Normal merge conflict for 'file1.c':
  {local}: modified
  {remote}: modified
Hit return to start merge resolution tool (accept-remote): 

...

and so on for each file to be merged.

lsgit

lsgit is a script to list subdirectories which are git repositories, recursively, along with the branch or SHA1 of each.
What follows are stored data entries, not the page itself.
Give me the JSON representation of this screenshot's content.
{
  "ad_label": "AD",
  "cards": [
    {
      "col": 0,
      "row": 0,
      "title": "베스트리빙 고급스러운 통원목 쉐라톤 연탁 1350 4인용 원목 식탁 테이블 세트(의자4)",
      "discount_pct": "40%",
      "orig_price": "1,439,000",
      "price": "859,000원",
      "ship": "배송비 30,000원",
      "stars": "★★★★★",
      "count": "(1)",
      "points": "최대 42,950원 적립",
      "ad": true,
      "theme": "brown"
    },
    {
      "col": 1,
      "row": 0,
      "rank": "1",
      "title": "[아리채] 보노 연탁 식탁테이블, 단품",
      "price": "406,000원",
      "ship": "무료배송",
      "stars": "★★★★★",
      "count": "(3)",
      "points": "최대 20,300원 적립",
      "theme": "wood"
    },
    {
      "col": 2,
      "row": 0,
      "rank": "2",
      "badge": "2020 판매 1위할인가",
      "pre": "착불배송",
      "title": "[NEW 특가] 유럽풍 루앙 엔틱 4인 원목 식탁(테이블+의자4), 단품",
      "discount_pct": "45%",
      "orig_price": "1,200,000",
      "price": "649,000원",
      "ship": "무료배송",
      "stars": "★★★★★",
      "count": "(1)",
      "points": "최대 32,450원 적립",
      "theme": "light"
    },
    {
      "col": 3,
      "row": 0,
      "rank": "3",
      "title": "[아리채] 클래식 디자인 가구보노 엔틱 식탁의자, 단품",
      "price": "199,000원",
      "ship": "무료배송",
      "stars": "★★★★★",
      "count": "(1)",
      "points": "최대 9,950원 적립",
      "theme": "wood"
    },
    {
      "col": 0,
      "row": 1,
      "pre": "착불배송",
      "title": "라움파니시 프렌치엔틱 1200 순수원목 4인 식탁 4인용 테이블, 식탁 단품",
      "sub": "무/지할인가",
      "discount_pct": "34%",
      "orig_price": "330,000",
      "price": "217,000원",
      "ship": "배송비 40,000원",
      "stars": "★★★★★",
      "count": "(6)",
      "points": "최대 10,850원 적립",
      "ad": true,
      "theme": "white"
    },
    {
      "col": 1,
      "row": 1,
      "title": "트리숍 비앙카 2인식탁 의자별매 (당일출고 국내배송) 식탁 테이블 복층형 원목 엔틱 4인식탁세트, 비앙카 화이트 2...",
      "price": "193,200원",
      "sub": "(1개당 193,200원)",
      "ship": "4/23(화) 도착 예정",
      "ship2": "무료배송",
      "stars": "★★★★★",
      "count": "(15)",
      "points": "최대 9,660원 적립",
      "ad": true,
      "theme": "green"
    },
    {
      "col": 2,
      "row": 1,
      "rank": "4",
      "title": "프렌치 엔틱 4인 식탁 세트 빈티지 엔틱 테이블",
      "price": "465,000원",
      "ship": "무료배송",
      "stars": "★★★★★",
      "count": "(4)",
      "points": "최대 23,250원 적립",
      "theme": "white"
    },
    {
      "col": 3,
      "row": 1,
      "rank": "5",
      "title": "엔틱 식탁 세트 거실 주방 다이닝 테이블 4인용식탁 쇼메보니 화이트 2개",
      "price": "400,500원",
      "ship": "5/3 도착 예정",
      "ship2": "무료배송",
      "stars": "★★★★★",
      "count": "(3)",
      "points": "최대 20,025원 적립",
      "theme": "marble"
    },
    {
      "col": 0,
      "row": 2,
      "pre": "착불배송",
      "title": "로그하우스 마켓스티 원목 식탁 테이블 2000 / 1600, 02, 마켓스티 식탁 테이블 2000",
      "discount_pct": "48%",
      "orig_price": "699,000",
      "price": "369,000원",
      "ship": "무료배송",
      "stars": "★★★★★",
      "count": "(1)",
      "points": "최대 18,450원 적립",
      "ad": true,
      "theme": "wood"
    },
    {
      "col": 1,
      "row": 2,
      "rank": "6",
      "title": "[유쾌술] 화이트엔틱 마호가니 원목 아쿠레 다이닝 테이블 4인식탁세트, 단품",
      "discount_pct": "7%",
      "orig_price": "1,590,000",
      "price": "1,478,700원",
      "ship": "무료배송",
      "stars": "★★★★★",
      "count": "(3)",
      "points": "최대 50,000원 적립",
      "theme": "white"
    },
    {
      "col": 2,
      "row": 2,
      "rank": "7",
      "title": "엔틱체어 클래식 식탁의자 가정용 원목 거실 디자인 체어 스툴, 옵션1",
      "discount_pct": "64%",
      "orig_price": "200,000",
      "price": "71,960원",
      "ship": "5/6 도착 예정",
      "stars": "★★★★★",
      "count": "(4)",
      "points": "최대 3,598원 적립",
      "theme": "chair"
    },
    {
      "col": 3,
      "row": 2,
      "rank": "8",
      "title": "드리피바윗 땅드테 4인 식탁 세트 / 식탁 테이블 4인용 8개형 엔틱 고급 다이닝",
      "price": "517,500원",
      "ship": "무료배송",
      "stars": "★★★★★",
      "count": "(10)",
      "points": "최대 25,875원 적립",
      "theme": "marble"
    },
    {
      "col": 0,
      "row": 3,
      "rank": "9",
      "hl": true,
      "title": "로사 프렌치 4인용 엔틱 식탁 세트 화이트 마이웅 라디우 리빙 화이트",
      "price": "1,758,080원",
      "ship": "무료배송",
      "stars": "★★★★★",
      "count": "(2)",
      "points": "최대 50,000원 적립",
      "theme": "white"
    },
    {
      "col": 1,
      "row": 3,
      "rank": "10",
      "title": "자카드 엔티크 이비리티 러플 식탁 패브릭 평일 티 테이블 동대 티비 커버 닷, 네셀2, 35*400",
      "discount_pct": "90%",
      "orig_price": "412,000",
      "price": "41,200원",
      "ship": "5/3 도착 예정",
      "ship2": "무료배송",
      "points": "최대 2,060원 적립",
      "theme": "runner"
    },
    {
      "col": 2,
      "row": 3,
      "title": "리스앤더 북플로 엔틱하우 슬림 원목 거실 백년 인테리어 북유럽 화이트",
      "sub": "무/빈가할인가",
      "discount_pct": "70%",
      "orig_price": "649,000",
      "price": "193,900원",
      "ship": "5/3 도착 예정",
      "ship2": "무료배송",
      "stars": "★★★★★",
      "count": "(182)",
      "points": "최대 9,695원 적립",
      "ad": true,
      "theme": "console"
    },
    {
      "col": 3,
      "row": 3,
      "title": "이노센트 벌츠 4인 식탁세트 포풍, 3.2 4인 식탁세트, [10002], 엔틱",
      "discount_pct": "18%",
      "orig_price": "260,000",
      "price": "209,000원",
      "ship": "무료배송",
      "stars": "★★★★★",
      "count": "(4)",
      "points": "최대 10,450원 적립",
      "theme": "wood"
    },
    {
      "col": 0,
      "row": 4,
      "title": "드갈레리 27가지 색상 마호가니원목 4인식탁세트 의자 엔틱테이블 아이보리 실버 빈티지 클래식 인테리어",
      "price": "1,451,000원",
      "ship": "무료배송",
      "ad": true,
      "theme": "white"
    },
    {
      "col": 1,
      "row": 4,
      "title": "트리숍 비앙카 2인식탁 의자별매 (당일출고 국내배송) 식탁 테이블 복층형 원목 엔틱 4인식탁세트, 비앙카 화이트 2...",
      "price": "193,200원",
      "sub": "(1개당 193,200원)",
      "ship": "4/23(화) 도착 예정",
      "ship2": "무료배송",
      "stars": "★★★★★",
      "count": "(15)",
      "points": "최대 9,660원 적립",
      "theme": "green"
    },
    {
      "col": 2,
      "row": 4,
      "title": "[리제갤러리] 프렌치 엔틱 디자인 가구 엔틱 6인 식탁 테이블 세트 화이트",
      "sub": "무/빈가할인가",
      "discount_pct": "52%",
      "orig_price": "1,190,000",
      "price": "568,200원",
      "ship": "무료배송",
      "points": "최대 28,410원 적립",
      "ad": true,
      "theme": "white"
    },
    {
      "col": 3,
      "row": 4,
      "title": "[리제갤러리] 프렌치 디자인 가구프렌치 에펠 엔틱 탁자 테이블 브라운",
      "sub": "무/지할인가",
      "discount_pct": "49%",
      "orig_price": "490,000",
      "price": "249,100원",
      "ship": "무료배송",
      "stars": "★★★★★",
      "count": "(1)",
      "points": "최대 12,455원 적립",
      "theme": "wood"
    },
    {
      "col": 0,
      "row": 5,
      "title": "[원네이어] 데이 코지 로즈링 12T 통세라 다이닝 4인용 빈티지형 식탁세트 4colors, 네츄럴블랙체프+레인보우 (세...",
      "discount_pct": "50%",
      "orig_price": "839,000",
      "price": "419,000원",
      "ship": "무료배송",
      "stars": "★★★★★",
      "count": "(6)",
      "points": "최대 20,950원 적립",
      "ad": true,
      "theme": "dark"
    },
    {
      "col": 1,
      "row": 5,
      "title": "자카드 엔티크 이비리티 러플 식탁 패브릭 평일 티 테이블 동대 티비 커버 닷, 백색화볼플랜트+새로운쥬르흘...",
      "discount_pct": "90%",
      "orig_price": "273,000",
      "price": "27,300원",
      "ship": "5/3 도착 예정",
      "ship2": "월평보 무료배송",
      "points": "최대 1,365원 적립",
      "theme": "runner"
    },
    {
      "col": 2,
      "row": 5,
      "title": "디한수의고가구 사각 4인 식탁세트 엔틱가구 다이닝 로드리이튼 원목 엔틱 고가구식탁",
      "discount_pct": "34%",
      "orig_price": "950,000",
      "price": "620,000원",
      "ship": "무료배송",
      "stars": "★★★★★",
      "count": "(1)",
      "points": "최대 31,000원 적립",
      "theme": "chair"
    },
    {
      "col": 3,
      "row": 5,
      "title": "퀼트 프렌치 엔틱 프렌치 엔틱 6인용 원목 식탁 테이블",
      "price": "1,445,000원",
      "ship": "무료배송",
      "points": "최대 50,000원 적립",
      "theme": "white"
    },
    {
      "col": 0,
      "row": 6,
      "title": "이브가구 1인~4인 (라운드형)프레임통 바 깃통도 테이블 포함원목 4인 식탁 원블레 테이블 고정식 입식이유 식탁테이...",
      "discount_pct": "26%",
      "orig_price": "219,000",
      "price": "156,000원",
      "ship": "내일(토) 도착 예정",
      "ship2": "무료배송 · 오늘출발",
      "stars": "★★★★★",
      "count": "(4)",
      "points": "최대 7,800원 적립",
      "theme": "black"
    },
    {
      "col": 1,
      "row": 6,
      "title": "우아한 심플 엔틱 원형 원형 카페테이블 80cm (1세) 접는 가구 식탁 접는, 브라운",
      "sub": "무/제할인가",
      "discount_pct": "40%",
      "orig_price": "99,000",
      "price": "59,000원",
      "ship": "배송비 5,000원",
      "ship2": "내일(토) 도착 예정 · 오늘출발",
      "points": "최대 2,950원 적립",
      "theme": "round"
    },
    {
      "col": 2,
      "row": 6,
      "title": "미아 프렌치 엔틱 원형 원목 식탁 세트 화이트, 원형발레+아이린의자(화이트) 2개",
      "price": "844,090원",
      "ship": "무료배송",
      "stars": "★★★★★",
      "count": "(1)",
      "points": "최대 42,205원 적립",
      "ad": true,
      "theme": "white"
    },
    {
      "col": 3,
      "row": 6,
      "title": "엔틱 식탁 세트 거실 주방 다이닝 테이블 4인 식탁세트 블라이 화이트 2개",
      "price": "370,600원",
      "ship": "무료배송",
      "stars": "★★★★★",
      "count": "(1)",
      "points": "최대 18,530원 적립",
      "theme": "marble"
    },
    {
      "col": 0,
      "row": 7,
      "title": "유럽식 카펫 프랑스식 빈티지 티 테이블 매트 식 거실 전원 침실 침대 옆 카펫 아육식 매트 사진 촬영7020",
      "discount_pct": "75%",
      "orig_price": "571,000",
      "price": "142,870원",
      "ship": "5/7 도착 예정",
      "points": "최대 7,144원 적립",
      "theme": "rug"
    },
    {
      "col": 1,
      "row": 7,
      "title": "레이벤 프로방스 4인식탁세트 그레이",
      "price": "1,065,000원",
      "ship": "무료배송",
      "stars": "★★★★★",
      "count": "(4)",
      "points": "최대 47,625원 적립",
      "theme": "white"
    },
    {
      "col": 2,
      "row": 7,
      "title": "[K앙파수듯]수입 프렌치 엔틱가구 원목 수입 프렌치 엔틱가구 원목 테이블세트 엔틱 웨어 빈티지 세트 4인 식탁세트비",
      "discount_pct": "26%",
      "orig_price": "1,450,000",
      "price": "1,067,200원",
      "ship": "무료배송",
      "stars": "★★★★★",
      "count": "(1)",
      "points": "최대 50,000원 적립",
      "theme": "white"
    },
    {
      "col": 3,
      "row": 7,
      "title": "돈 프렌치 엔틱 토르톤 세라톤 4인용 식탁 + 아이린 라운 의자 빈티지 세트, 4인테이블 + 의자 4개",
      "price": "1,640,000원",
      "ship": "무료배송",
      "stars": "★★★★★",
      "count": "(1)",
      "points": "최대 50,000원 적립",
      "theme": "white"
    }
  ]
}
It depends on /etc/bash_completion.d/git though for the __git_ps1 function. (It would be better if I would find out the porcelain commands for that if possible, but I didn't.) At least it's working on Linux and OSX (with git installed via brew).

#!/bin/bash
if [ -f /usr/share/git/git-prompt.sh ]
then
	source /usr/share/git/git-prompt.sh
fi
if [ -f /etc/bash_completion.d/git ]
then
	source /etc/bash_completion.d/git
fi
if [ -f /usr/local/etc/bash_completion.d/git-prompt.sh ]
then
	source /usr/local/etc/bash_completion.d/git-prompt.sh
fi
for d in `/usr/bin/find . -name '.git' | sort`
do
	repopath=`dirname ${d}`
	pushd ${repopath} > /dev/null
	echo -e "$repopath \033[60G\033[33m `__git_ps1 %s` \033[0m"
	if [ "$1" == '-v' ]; then
		git status -uno
	fi
	popd > /dev/null
done

I see that someone else had the same idea, but it's in perl and depends on the locate database. Not that there's anything wrong with that as long as you keep it updated, which takes some fiddling on OSX; and I also get an error about not having a -r option to locate.